The primary endpoints were the change of UPDRS I-III and FM scores from baseline to W24 after pantethine treatment. The secondary endpoints were changes in ADL score, PedsQL score, parental clinical impression scale, as well as blinded video rating from baseline to week 24. The increase rates of UPDRS I-III and FM scores 24 week after and before pantethine treatment were also compared.
Measurement of serum CoA
Blood was extracted at baseline and W24. The serum was immediately centrifuged (4000 rpm/min, 10 min) and stored at − 20 °C until CoA was measured. Serum CoA was measured using a colorimetric-based kit (Abcam, ab102504) in accordance with the manufacturer’s instructions. A CoA standard curve was generated on the basis of optical density and serial dilution of CoA standard. CoA levels in test samples were calculated using a calibration curve.
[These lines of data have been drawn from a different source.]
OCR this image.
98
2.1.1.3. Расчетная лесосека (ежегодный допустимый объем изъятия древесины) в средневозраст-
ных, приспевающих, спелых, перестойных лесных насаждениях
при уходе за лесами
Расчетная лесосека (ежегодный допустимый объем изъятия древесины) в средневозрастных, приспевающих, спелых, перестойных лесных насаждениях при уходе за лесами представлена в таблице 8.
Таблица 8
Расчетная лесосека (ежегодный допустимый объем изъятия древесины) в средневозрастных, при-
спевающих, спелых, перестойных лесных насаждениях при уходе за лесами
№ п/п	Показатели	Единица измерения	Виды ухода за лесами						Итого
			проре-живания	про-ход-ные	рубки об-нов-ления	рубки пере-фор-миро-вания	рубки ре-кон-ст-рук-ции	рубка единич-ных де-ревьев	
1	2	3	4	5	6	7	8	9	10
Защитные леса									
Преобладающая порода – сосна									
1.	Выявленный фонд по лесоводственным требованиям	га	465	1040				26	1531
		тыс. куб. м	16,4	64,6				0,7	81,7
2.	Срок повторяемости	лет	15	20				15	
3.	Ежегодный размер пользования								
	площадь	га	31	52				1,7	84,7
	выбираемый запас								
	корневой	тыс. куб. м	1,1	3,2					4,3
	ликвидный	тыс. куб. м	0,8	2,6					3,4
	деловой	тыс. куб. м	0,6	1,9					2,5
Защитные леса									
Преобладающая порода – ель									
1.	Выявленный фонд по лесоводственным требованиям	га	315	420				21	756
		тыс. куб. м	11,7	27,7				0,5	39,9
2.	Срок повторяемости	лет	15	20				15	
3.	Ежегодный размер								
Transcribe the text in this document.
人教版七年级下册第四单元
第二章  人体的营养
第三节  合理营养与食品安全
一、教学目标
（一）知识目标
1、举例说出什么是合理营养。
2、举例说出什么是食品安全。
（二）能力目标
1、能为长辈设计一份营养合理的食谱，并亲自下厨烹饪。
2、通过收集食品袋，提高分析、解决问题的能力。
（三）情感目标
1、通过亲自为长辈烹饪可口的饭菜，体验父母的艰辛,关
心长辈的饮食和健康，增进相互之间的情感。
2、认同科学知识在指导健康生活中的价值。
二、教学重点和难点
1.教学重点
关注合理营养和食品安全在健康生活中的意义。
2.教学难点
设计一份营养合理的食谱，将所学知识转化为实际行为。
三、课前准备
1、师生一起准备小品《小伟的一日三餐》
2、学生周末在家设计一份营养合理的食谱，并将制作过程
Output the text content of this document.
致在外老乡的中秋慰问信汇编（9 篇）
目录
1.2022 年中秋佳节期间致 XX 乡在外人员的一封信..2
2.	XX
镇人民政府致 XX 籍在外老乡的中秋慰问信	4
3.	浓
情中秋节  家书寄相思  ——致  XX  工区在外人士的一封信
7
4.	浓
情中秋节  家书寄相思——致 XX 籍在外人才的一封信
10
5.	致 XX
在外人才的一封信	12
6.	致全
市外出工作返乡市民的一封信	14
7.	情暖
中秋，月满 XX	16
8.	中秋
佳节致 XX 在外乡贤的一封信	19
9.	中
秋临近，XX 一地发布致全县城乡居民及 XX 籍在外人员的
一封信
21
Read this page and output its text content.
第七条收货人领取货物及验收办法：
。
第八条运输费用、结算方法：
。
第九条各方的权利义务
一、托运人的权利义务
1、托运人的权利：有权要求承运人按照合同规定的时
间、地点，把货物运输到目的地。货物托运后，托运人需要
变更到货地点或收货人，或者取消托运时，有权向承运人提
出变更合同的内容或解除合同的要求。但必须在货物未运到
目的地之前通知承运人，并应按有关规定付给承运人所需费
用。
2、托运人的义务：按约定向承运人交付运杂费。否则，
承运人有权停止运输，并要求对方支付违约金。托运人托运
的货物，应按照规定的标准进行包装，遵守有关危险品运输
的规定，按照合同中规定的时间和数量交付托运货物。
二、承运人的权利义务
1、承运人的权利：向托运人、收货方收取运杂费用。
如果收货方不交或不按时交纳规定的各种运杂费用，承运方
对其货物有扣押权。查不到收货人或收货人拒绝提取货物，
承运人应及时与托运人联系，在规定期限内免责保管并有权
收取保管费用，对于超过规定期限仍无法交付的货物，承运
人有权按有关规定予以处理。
Measurement of sodium pantothenate
Blood was extracted two and five hours after taking pantethine at W12. Sodium pantothenate concentrations were determined by high-performance liquid chromatography coupled with mass spectrometry approach (LC-MS/MS), with ceftiofur as an internal standard. Negative electrospray ionization tandem mass spectrometry with multiple reaction monitoring mode was choose for the detection. Protein precipitation was applied with acetonitrile in the extraction process. The calibration curve was linear over the range of 0.05 to 50 μg/mL. The lower limit of quantification (LLOQ) was 0.05 μg/mL. The accuracy of low, middle and high concentration controls was 101.9, 114.1 and 114.2%, respectively.
Statistical analysis
Descriptive statistics were used to summarize the collected data. Categorical variables were summarized on the basis of frequencies and percentages. Continuous variables were summarized on the basis of mean, median, standard deviations, and minimum and maximum values. The change of UPDRS I-III, FM, ADL, and PedsQL scores from baseline to week 24 were compared through paired t test. The increase rate of UPDRS I-III and FM scores before and after treatment were compared using the Wilcoxon rank sum test. The correlation between blinded video rating and initial UPDRS I-III/FM scores at baseline was tested through one-way ANOVA. Spearman’s correlation was used to compare the correlation between sodium pantothenate concentrations and change of UPDRS I–III/FM scores. The correlation between parental clinical impression scale/ blinded video rating by doctors and the change of UPDRS I–III/FM scores during treatment of pantethine was tested through Kendall’s tau-b correlation coefficient. All statistical analyses were conducted on SPSS (version 20.0). P < 0.05 was considered statistically significant.